Aartsbisdom > Nieuws > Kerken krijgen meer financiële hulpvragen

Kerken krijgen meer financiële hulpvragen

Het aantal mensen dat bij de Rooms-Katholieke Kerk een aanvraag heeft gedaan voor financiële hulp is ten opzichte van 2009 met ruim 35 procent toegenomen. Ook de parochiële caritasinstellingen in het Aartsbisdom Utrecht merken een forse toename van het aantal financiële hulpvragen. Bij de Protestantse Kerk in Nederland, waar in 2009 al een verdubbeling ten opzichte van 2007 plaatsvond, bleef het aantal onverminderd hoog. Andere kerkgenootschappen constateren een forse toename van 156 procent.

Deze stijging van financiële hulpvragen bij kerken blijkt uit het interkerkelijke onderzoek ‘Armoede in Nederland 2013’ dat door kerken en evangelische gemeenten is gehouden. De hulp die de kerken bieden, bestaat uit financiële giften (86 procent), materiële hulp in natura (63 procent) en financiële hulp verleend door middel van leningen (60 procent). Ook het mogelijk maken van een vakantie (38 procent) komt relatief vaak voor. Deze veelzijdige diaconale inzet is vooral gericht op het verminderen van armoede. De overheid blijft er echter in de ogen van de kerken verantwoordelijk voor dat niemand in armoede hoeft te vervallen. Bij de R.-K. Kerk (parochiële caritasinstellingen, parochies en Vincentiusverenigingen) is het totaal aantal gehonoreerde aanvragen de laatste jaren gestegen. In 2009 waren dit zo’n 10.681 gehonoreerde aanvragen, in 2012 is dit aantal verder gestegen naar 14.957. Het gemiddelde gehonoreerde totaalbedrag voor individuele financiële hulpverlening steeg van € 3.816 (in 2009) naar € 4.916.

Zzp’ers
Uit het onderzoek blijkt verder dat armoede in de Nederlandse samenleving in alle lagen van de bevolking en zowel binnen als buiten de kerken voorkomt. De meest genoemde groepen van mensen met financiële problemen zijn mensen zonder betaald werk (56 procent), alleenstaande ouders met kinderen (48 procent) en mensen met psychologische problemen (35 procent), direct gevolgd door asielzoekers en 65-plussers. Nieuwe groepen zijn mensen met een restschuld op hun hypotheek en zelfstandigen zonder personeel (zzp’ers). Kerkelijke pastorale netwerken spelen zelf een grote rol in het signaleren van armoede.

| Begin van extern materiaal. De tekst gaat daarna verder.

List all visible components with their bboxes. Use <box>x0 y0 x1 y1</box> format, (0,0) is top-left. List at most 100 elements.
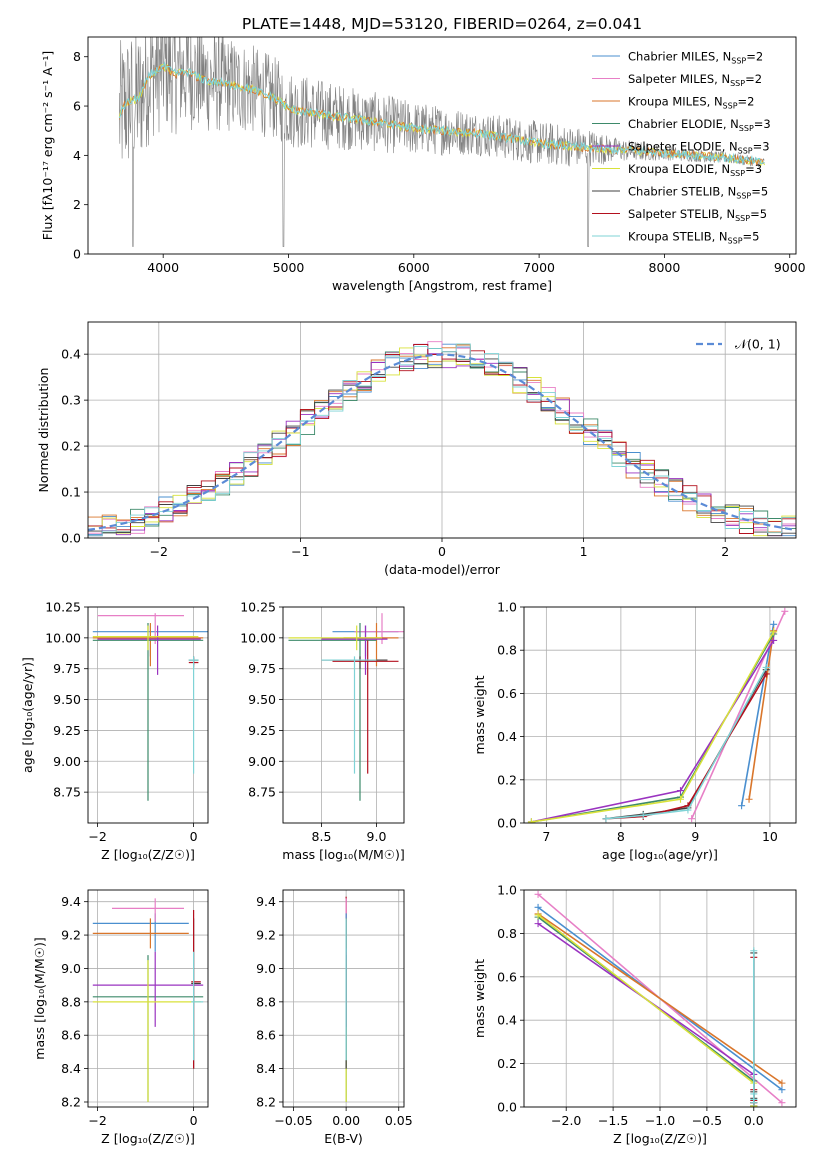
series-line <box>605 667 767 820</box>
data-point <box>750 1099 758 1107</box>
x-tick-label: −0.05 <box>274 1113 312 1128</box>
data-point <box>676 787 684 795</box>
y-tick-label: 8.4 <box>256 1061 276 1076</box>
y-tick-label: 10.00 <box>45 630 81 645</box>
axes-frame <box>87 36 797 255</box>
axes: −2 0 8.2 8.4 8.6 8.8 9.0 9.2 9.4 Z [log₁₀(Z/Z☉)] m… <box>32 889 209 1146</box>
observed-spectrum <box>119 37 765 247</box>
x-tick-label: 4000 <box>147 260 179 275</box>
series-line <box>748 630 775 800</box>
panel-residuals: −2 −1 0 1 2 0.0 0.1 0.2 0.3 0.4 (data-model)/error… <box>36 321 797 577</box>
x-tick-label: 0 <box>190 1113 198 1128</box>
figure-title: PLATE=1448, MJD=53120, FIBERID=0264, z=0… <box>242 15 642 33</box>
series-line <box>740 624 775 806</box>
y-tick-label: 2 <box>73 197 81 212</box>
x-tick-label: −2.0 <box>551 1113 581 1128</box>
y-tick-label: 9.2 <box>256 928 276 943</box>
y-tick-label: 9.50 <box>248 692 276 707</box>
x-tick-label: 0.00 <box>332 1113 360 1128</box>
y-axis-label: mass [log₁₀(M/M☉)] <box>32 937 47 1059</box>
x-tick-label: −2 <box>150 544 168 559</box>
plot-area <box>92 613 208 801</box>
x-tick-label: 10 <box>762 829 778 844</box>
axes-frame <box>282 606 405 824</box>
y-tick-label: 0.0 <box>497 1100 517 1115</box>
x-axis-label: wavelength [Angstrom, rest frame] <box>332 278 552 293</box>
x-tick-label: 0.0 <box>744 1113 764 1128</box>
axes: −0.05 0.00 0.05 8.2 8.4 8.6 8.8 9.0 9.2 9.4 E(B-V) <box>256 889 413 1146</box>
series-line <box>690 610 786 820</box>
legend-entry: Kroupa STELIB, NSSP=5 <box>628 230 759 246</box>
y-tick-label: 1.0 <box>497 883 517 898</box>
x-axis-label: (data-model)/error <box>384 562 501 577</box>
axes-frame <box>282 889 405 1108</box>
y-tick-label: 0.1 <box>61 485 81 500</box>
x-tick-label: −0.5 <box>692 1113 722 1128</box>
panel-massweight-vs-Z: −2.0 −1.5 −1.0 −0.5 0.0 0.0 0.2 0.4 0.6 0.8 1.0 Z [… <box>472 883 797 1146</box>
panel-mass-vs-Z: −2 0 8.2 8.4 8.6 8.8 9.0 9.2 9.4 Z [log₁₀(Z/Z☉)] m… <box>32 889 209 1146</box>
x-tick-label: 6000 <box>398 260 430 275</box>
x-tick-label: 1 <box>580 544 588 559</box>
legend-entry: Chabrier MILES, NSSP=2 <box>628 50 763 66</box>
legend-entry: Kroupa ELODIE, NSSP=3 <box>628 162 762 178</box>
y-tick-label: 8.8 <box>61 994 81 1009</box>
y-axis-label: Normed distribution <box>36 368 51 493</box>
y-tick-label: 0.2 <box>497 772 517 787</box>
y-tick-label: 8.2 <box>61 1094 81 1109</box>
y-tick-label: 0.2 <box>497 1056 517 1071</box>
data-point <box>762 663 770 671</box>
data-point <box>770 620 778 628</box>
y-tick-label: 8.2 <box>256 1094 276 1109</box>
data-point <box>770 636 778 644</box>
y-tick-label: 9.25 <box>248 723 276 738</box>
y-tick-label: 1.0 <box>497 600 517 615</box>
plot-area <box>288 613 404 801</box>
data-point <box>602 815 610 823</box>
legend-entry: Salpeter ELODIE, NSSP=3 <box>628 140 770 156</box>
data-point <box>688 815 696 823</box>
x-tick-label: 9.0 <box>367 829 387 844</box>
axes-frame <box>87 606 209 824</box>
data-point <box>527 818 535 823</box>
y-tick-label: 0.0 <box>497 816 517 831</box>
y-tick-label: 8.75 <box>53 785 81 800</box>
data-point <box>534 920 542 928</box>
y-tick-label: 0.6 <box>497 686 517 701</box>
gaussian-curve <box>88 353 796 531</box>
x-tick-label: 0.05 <box>385 1113 413 1128</box>
panel-mass-vs-ebv: −0.05 0.00 0.05 8.2 8.4 8.6 8.8 9.0 9.2 9.4 E(B-V) <box>256 889 413 1146</box>
y-tick-label: 0.4 <box>61 347 81 362</box>
legend: Chabrier MILES, NSSP=2 Salpeter MILES, NS… <box>592 50 771 246</box>
y-tick-label: 8.4 <box>61 1061 81 1076</box>
legend-entry: Salpeter MILES, NSSP=2 <box>628 72 762 88</box>
y-tick-label: 9.00 <box>53 754 81 769</box>
y-tick-label: 8.6 <box>256 1028 276 1043</box>
y-tick-label: 9.0 <box>61 961 81 976</box>
x-tick-label: 8.5 <box>312 829 332 844</box>
panel-age-vs-mass: 8.5 9.0 8.75 9.00 9.25 9.50 9.75 10.00 10.25 mass… <box>240 600 405 863</box>
data-point <box>639 811 647 819</box>
y-tick-label: 0.4 <box>497 729 517 744</box>
y-tick-label: 9.4 <box>61 894 81 909</box>
x-tick-label: 7000 <box>523 260 555 275</box>
data-point <box>778 1086 786 1094</box>
y-axis-label: age [log₁₀(age/yr)] <box>20 657 35 773</box>
x-axis-label: Z [log₁₀(Z/Z☉)] <box>101 1131 195 1146</box>
y-tick-label: 10.00 <box>240 630 276 645</box>
y-tick-label: 9.00 <box>248 754 276 769</box>
x-tick-label: 9000 <box>774 260 806 275</box>
data-point <box>745 795 753 803</box>
x-tick-label: 7 <box>542 829 550 844</box>
data-point <box>778 1079 786 1087</box>
x-tick-label: 2 <box>721 544 729 559</box>
model-spectrum <box>118 61 765 166</box>
series-line <box>537 913 783 1084</box>
legend-entry: 𝒩(0, 1) <box>735 337 781 352</box>
x-tick-label: −2 <box>88 1113 106 1128</box>
y-tick-label: 10.25 <box>240 600 276 615</box>
y-tick-label: 9.75 <box>53 661 81 676</box>
y-tick-label: 0.2 <box>61 439 81 454</box>
axes: −2 0 8.75 9.00 9.25 9.50 9.75 10.00 10.25 Z [log₁… <box>20 600 209 862</box>
data-point <box>676 795 684 803</box>
plot-area <box>92 898 204 1102</box>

Het taboe op armoede lijkt ook in kerkelijke kring te zijn afgenomen.
Het soort problemen waarbij diaconieën en caritasinstellingen met financiële hulp bijspringen, zijn vooral problemen door schulden (45 procent), een langdurig laag inkomen (39 procent) en onvoorziene, hoge uitgaven of financiële tegenslag (24 procent).

Aanbeveling
De diaconale hulpverlening vraagt de nodige ureninzet. Gerekend met een ervaren MBO-professional met een bruto uurloon inclusief werkgeverslasten van € 30 gaat het om € 53.398.060. Kerken en kerkelijke groepen, zo blijkt verder uit het onderzoek, geven concrete hulp en weten mensen in acute financiële nood te bereiken. Tegelijkertijd blijkt dat de overheidsbureaucratie de hulp aan de meest kwetsbare groepen vaak in de weg staat.
Een belangrijke aanbeveling is dan ook dat de landelijke overheid de financiële positie versterkt van mensen die langdurig afhankelijk zijn van het sociaal minimum en weinig kans hebben op (voldoende) werk en om deze mensen bij bezuinigingen te ontzien. De gemeentelijke overheden krijgen, als uitvoerders van het sociale beleid, de aanbeveling om hun dienstverlening te verbeteren en om te investeren in de samenwerking met kerkelijke en belangenorganisaties.